As always, the information here is not direct medical advice. If you have questions, leave them below. I try to reply to the easier ones directly in the comments (obviously, again, not individual medical advice). For those questions that are more complex, I tuck them away to try to incorporate them in future posts.
References
Risto Ikähelmo, Anja Siitonen, Tarja Heiskanen, Ulla Kärkkäinen, Pauli Kuosmanen, Pertti Lipponen, P. Helena Mäkelä, Recurrence of Urinary Tract Infection in a Primary Care Setting: Analysis of a I-Year Follow-up of 179 Women, Clinical Infectious Diseases, Volume 22, Issue 1, January 1996, Pages 91–99, https://doi.org/10.1093/clinids/22.1.91
Vazquez-Montes MDLA, Fanshawe TR, Stoesser N, Walker AS, Butler C, Hayward G. Epidemiology and microbiology of recurrent UTI in women in the community in Oxfordshire, UK. JAC Antimicrob Resist. 2024 Jan 10;6(1):dlad156. doi: 10.1093/jacamr/dlad156. PMID: 38204597; PMCID: PMC10781434.

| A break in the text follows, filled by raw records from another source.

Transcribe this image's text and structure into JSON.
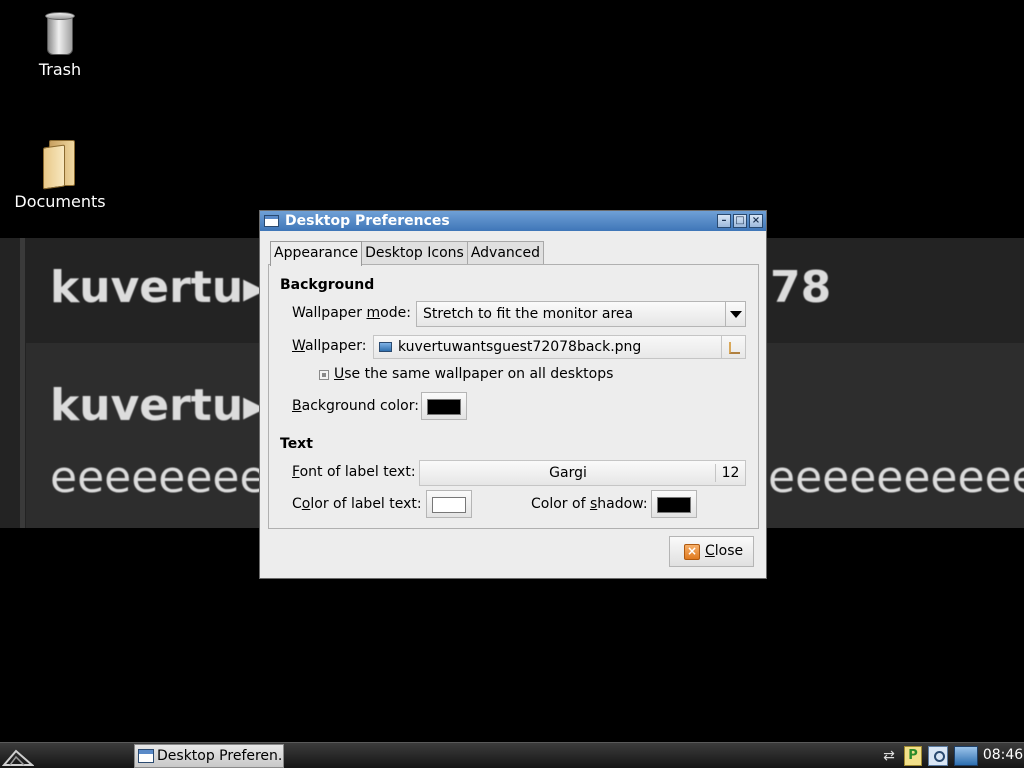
{
  "desktop": {
    "wallpaper_text": {
      "row1_left": "kuvertu▸",
      "row1_right": "78",
      "row2_left": "kuvertu▸",
      "row3_left": "eeeeeeee",
      "row3_right": "eeeeeeeeeee"
    },
    "icons": [
      {
        "label": "Trash",
        "icon": "trash-icon"
      },
      {
        "label": "Documents",
        "icon": "folder-icon"
      }
    ]
  },
  "dialog": {
    "title": "Desktop Preferences",
    "window_buttons": [
      "minimize",
      "maximize",
      "close"
    ],
    "tabs": [
      {
        "label": "Appearance",
        "active": true
      },
      {
        "label": "Desktop Icons",
        "active": false
      },
      {
        "label": "Advanced",
        "active": false
      }
    ],
    "background": {
      "heading": "Background",
      "wallpaper_mode_label_pre": "Wallpaper ",
      "wallpaper_mode_label_u": "m",
      "wallpaper_mode_label_post": "ode:",
      "wallpaper_mode_value": "Stretch to fit the monitor area",
      "wallpaper_label_u": "W",
      "wallpaper_label_post": "allpaper:",
      "wallpaper_file": "kuvertuwantsguest72078back.png",
      "same_wallpaper_u": "U",
      "same_wallpaper_post": "se the same wallpaper on all desktops",
      "same_wallpaper_checked": true,
      "bg_color_label_u": "B",
      "bg_color_label_post": "ackground color:",
      "bg_color": "#000000"
    },
    "text": {
      "heading": "Text",
      "font_label_pre": "",
      "font_label_u": "F",
      "font_label_post": "ont of label text:",
      "font_name": "Gargi",
      "font_size": "12",
      "label_color_pre": "C",
      "label_color_u": "o",
      "label_color_post": "lor of label text:",
      "label_color": "#ffffff",
      "shadow_color_pre": "Color of ",
      "shadow_color_u": "s",
      "shadow_color_post": "hadow:",
      "shadow_color": "#000000"
    },
    "close_label_u": "C",
    "close_label_post": "lose"
  },
  "taskbar": {
    "task_item": "Desktop Preferen...",
    "clock": "08:46",
    "tray_p": "P"
  }
}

Raz R, Stamm WE. A controlled trial of intravaginal estriol in postmenopausal women with recurrent urinary tract infections. N Engl J Med. 1993 Sep 9;329(11):753-6. doi: 10.1056/NEJM199309093291102. PMID: 8350884.
Ferrante KL, Wasenda EJ, Jung CE, Adams-Piper ER, Lukacz ES. Vaginal Estrogen for the Prevention of Recurrent Urinary Tract Infection in Postmenopausal Women: A Randomized Clinical Trial. Female Pelvic Med Reconstr Surg. 2021 Feb 1;27(2):112-117. doi: 10.1097/SPV.0000000000000749. PMID: 31232721.
Perrotta C, Aznar M, Mejia R, et al. Oestrogens for preventing recurrent urinary tract infection in postmenopausal women. Cochrane Database Syst Rev 2008;(2): CD005131.
Chen YY, Su TH, Lau HH. Estrogen for the prevention of recurrent urinary tract infections in postmenopausal women: a meta-analysis of randomized controlled trials. Int Urogynecol J. 2021 Jan;32(1):17-25. doi: 10.1007/s00192-020-04397-z. Epub 2020 Jun 20. PMID: 32564121.
Erikson B. A randomized, open, parallel-group study on the preventive effect of an estradiol-releasing vaginal ring (Estring) on recurrent urinary tract infections in postmenopausat women. Am J obstet Gynecol 1999; 180: 1072-1079.